Nikita Pavlenko and Stephanie Searle

The introduction of the first generation of biofuels made from food crops has been controversial largely due to concerns over competition for land with food crops, thus raising global crop prices and generating induced land-use change (ILUC). For many food-based fuels, ILUC emissions could undermine the climate benefits of biofuels and reduce the effectiveness of alternative fuels policies. Lignocellulosic energy crops present a promising alternative to food crops because they can theoretically be cultivated on marginal, low-productivity land and thereby minimize competition with existing food crops.
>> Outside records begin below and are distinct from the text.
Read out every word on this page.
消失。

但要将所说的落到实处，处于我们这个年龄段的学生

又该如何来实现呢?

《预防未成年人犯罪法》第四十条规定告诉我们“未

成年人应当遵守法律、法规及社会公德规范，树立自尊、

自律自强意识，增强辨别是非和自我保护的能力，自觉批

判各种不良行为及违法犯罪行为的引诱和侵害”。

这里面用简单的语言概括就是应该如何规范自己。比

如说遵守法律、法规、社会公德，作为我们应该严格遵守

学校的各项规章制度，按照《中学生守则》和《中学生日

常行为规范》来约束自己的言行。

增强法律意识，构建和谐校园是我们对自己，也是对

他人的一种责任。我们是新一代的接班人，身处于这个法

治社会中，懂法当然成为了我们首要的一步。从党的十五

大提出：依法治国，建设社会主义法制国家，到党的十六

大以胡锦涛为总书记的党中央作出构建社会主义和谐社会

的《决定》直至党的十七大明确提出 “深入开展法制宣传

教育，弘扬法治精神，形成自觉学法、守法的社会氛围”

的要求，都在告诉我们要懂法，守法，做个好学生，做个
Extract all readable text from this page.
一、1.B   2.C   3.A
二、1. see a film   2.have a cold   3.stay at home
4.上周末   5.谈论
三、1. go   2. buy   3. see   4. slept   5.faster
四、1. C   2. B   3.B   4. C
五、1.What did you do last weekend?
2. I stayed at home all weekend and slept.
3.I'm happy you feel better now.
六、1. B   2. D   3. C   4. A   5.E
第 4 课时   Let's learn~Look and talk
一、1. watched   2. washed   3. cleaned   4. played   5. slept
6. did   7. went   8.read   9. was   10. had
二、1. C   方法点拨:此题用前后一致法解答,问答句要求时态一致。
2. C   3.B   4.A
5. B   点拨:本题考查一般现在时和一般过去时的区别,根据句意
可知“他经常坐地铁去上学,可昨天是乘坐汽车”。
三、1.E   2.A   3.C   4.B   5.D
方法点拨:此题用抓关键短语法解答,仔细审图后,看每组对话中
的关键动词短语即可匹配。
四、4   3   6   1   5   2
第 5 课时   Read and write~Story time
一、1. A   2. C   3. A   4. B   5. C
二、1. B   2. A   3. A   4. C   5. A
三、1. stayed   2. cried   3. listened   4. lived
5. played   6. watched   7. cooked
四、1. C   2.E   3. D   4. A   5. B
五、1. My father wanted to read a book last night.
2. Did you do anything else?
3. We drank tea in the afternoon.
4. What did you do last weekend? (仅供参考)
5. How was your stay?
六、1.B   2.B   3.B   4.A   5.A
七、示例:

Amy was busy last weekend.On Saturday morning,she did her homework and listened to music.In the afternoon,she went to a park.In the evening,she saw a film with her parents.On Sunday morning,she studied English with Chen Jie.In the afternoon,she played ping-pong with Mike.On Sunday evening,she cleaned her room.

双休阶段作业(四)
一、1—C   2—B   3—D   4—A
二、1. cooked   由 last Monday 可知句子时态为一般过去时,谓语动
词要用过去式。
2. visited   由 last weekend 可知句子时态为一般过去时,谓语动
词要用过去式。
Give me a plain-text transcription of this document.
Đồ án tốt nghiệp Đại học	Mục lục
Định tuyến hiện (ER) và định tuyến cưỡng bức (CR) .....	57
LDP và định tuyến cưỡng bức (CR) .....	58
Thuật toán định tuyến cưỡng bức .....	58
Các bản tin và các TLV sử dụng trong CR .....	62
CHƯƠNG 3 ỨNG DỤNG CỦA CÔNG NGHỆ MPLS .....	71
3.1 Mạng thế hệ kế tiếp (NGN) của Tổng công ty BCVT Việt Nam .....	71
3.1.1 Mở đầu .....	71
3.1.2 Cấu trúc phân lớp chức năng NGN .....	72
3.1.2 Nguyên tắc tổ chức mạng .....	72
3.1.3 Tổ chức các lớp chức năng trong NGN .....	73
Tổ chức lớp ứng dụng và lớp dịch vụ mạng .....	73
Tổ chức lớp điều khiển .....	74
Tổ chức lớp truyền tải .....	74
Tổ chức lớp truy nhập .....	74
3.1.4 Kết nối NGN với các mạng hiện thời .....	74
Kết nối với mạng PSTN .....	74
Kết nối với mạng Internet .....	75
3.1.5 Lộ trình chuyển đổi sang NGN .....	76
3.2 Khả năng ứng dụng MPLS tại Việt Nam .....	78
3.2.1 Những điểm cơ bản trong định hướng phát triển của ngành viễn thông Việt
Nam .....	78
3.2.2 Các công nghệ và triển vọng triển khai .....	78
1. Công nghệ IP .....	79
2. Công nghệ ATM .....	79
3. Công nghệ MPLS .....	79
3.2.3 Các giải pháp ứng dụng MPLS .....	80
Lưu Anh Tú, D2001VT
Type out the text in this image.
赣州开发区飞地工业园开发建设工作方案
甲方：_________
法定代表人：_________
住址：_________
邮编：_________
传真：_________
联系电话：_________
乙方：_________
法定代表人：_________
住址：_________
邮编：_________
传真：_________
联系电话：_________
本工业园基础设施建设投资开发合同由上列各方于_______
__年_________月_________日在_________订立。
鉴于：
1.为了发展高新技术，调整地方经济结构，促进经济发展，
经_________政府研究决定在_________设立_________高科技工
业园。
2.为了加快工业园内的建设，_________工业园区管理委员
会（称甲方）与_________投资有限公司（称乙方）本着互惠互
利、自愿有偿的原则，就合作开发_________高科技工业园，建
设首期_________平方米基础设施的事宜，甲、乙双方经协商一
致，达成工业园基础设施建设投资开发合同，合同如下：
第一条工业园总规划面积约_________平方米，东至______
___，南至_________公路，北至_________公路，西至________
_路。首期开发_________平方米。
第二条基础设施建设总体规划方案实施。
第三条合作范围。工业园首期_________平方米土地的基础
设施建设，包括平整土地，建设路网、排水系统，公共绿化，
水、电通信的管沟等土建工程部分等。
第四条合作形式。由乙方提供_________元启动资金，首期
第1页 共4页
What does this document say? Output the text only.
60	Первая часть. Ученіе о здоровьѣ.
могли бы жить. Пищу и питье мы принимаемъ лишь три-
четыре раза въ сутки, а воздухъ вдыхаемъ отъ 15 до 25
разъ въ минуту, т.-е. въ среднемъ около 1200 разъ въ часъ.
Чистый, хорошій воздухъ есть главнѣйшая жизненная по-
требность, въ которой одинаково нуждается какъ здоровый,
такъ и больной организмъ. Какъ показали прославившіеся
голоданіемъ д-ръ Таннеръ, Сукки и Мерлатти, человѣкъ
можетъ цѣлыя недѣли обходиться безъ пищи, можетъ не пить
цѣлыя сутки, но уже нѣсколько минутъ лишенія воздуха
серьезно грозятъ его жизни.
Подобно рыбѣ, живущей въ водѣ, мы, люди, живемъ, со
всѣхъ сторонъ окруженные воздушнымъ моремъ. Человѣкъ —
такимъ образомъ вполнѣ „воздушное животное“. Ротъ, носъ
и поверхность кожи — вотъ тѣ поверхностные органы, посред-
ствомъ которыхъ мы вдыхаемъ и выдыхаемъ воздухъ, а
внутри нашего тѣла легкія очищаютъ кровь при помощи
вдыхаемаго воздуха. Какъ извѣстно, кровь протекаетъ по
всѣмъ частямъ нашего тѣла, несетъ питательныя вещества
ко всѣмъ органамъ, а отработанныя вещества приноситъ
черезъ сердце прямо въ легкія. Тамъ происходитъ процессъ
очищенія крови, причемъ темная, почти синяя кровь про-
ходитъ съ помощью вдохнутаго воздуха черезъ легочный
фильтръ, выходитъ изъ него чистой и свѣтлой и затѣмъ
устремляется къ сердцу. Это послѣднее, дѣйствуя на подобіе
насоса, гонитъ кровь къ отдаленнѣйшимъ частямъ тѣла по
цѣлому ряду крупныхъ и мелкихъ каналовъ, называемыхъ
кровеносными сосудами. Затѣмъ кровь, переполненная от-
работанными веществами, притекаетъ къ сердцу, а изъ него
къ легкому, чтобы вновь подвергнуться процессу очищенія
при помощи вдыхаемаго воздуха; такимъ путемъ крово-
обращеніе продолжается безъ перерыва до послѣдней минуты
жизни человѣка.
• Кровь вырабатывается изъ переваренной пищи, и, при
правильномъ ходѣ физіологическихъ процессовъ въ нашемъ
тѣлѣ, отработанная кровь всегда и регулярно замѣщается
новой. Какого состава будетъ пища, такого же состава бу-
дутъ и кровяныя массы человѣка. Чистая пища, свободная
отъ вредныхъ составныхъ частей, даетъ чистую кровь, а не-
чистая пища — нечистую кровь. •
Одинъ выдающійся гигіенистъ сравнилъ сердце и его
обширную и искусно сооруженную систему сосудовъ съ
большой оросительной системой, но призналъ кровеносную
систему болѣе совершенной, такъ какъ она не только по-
However, the existing literature on energy crop ILUC is sparse relative to the body of analysis conducted for first-generation biofuel feedstocks.

ILUC estimates within the literature are highly disparate, though most studies estimate lower ILUC emissions for energy crops than food crops, as they project that energy crops are unlikely to displace existing food and fiber crops at a large scale. This study highlights three critical assumptions that influence ILUC estimates for energy cropping: yield, distribution of land conversion, and soil carbon stock change. From there, we assess the existing body of of ILUC studies for energy crops and compare their treatment of these assumptions and the extent to which each assumption influences the studies’ final results.

Overall, we find that ILUC emissions from energy cropping are highly sensitive to assumptions of the composition of marginal lands. Modeling assumptions that accommodated greater direct and indirect deforestation resulted in greater emissions attributed to energy crops. Most ILUC assessments assume that energy cropping increases soil carbon stocks in marginal lands, reducing the emissions impact of cultivation. However, while there is some evidence that energy crops increase soil carbon stocks on depleted lands, the impact of energy cropping on pasture or abandoned land is less certain. This suggests that additional sustainability safeguards may be necessary for energy cropping in order to ensure that it only occurs on low-carbon stock land.